The solution of any initial problem for a vibrating drum can be represented as a superposition of natural modes (i.e. eigen-modes). The corresponding eigen-values would be referred to as the natural frequencies. When you kick the drum you end up exciting one or several eigen-modes. The specific amplitudes of these modes depend on your initial condition (the way you kick the drum). However, realistic loading would tend to happen relatively slowly and, therefore, result in higher-frequency modes having smaller amplitudes. The resulting sound would normally be dominated by one of the lowest-frequency modes of the drum, with the higher-frequency modes contributing to the resulting timbre.
Suppose that you have a round drum. Its sound, for the majority of realistic initial conditions, will be dominated by its lowest frequency eigen-mode. Hence, someone trying to make an audibly-indistinguishable square drum will first have to match their lowest natural frequencies. However, there is absolutely no reason why this would also match their second and higher natural frequencies. Thus, such drums would have the same "dominant" tone, but different timbre, making them easily distinguishable even by untrained ear.

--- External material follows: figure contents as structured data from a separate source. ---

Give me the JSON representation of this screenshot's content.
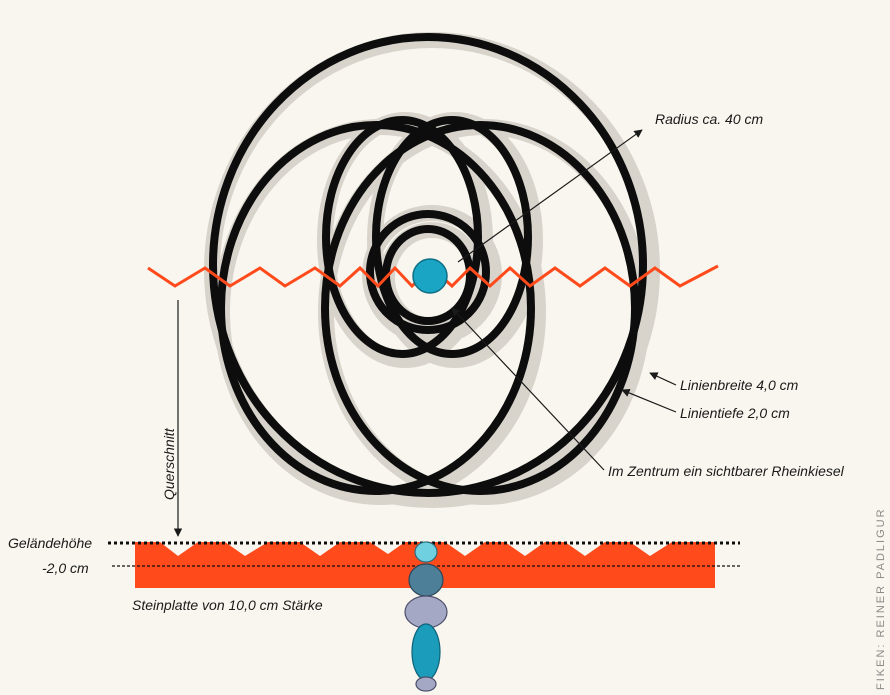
{
  "labels": {
    "radius": "Radius ca. 40 cm",
    "line_width": "Linienbreite 4,0 cm",
    "line_depth": "Linientiefe 2,0 cm",
    "center": "Im Zentrum ein sichtbarer Rheinkiesel",
    "cross_section": "Querschnitt",
    "ground_level": "Geländehöhe",
    "depth": "-2,0 cm",
    "stone_plate": "Steinplatte von 10,0 cm Stärke"
  },
  "credit": "FIKEN: REINER PADLIGUR",
  "colors": {
    "ring": "#0d0d0d",
    "ring_shadow": "#d8d4cc",
    "zigzag": "#ff4a1c",
    "plate": "#ff4a1c",
    "center_stone": "#1aa5c4"
  }
}
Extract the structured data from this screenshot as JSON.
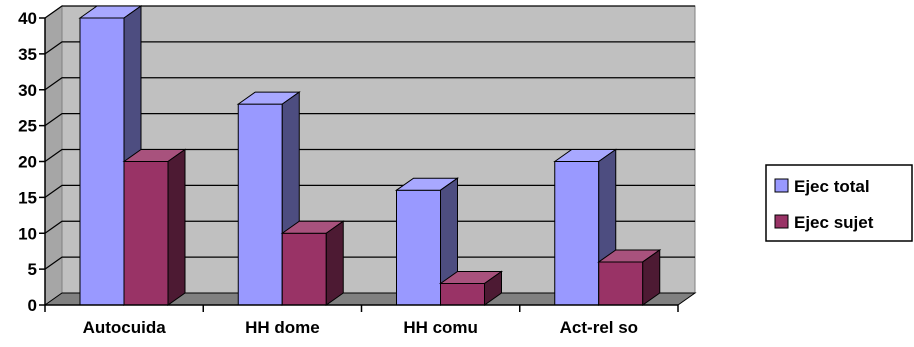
{
  "chart_data": {
    "type": "bar",
    "style": "3d-clustered-column",
    "categories": [
      "Autocuida",
      "HH dome",
      "HH comu",
      "Act-rel so"
    ],
    "series": [
      {
        "name": "Ejec total",
        "values": [
          40,
          28,
          16,
          20
        ],
        "color": "#9999ff"
      },
      {
        "name": "Ejec sujet",
        "values": [
          20,
          10,
          3,
          6
        ],
        "color": "#993366"
      }
    ],
    "ylim": [
      0,
      40
    ],
    "yticks": [
      0,
      5,
      10,
      15,
      20,
      25,
      30,
      35,
      40
    ],
    "grid": true,
    "legend_position": "right",
    "plot_background": "#c0c0c0"
  }
}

However, if you are allowed to change the shape in a wider range, say, consider rectangular drums, you will be able to match 2 (for rectangle), 3, and more lowest modes (for more complicated shapes). The resulting timbre of these drums can be made much closer to each other and, at some point, untrained, or even trained, ear will become unable to tell the difference.
Keep in mind that I implicitly assumed here that the we can always reproduce the specific distribution of the amplitudes of natural modes for both drums. This means, however, that to achieve the same sound you are likely to need to kick different drums in a different fashion.